Particle acceleration in kinetic simulations of non-relativistic magnetic reconnection with different ion-electron mass ratio

Abstract

By means of fully kinetic particle-in-cell simulations, we study whether the proton-to-electron mass ratio mi/me influences the energy spectrum and underlying acceleration mechanism during magnetic reconnection. While kinetic simulations are essential for studying particle acceleration during magnetic reconnection, a reduced mi/me is often used to alleviate the demanding computing resources, which leads to artificial scale separation between electron and proton scales. Recent kinetic simulations with high-mass-ratio have suggested new regimes of reconnection, as electron pressure anisotropy develops in the exhaust region and supports extended current layers. In this work, we study whether different mi/me changes the particle acceleration processes by performing a series of simulations with different mass ratio (mi/me=25-400) and guide-field strength in a low-β plasma.

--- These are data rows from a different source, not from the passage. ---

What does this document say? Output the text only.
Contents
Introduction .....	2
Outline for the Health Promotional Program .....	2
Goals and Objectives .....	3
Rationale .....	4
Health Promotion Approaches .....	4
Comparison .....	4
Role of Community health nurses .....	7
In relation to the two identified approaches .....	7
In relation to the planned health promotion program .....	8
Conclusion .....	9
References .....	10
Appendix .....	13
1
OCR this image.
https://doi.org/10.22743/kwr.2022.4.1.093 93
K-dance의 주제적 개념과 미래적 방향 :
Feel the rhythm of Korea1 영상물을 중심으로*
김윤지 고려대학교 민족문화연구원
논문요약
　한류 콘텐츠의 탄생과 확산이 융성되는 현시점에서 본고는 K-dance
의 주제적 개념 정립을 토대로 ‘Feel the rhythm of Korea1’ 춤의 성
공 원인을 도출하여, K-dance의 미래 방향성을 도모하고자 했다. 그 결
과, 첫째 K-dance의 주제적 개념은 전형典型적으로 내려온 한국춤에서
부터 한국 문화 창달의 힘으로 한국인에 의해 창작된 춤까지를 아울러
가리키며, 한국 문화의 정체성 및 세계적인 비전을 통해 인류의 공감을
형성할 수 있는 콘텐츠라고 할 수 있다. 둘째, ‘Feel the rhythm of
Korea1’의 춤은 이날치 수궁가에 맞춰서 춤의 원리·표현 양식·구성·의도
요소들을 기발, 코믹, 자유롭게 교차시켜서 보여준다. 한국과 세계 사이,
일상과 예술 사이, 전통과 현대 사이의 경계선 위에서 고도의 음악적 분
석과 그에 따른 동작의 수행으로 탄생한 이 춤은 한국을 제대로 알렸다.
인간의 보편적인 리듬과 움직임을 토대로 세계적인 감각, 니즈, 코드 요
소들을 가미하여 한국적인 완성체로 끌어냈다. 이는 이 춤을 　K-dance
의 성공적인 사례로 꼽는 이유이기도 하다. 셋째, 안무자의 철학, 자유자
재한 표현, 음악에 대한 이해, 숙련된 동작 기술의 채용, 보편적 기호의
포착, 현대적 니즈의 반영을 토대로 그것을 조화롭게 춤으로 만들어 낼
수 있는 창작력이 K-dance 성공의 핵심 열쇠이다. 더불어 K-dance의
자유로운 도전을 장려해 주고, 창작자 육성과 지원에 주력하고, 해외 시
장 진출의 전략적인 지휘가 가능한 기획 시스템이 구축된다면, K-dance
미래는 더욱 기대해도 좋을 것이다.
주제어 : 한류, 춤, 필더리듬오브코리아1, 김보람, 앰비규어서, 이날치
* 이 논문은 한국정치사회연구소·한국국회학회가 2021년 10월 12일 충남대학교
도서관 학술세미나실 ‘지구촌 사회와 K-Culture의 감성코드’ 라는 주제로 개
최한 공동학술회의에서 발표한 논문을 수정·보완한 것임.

We find that mass ratio does not strongly influence reconnection rate, magnetic energy conversion, ion internal energy gain, plasma energization processes, ion energy spectra, and the acceleration mechanisms for high-energy ions. Simulations with different mass ratios are different in electron acceleration processes, including electron internal energy gain, electron energy spectrum and the acceleration efficiencies for high-energy electrons. We find that high-energy electron acceleration becomes less efficient when the mass ratio gets larger because the Fermi-like mechanism associated with particle curvature drift becomes less efficient. These results indicate that when particle curvature drift dominates high-energy particle acceleration, the further the particle kinetic scales are from the magnetic field curvature scales ( di), the weaker the acceleration will be.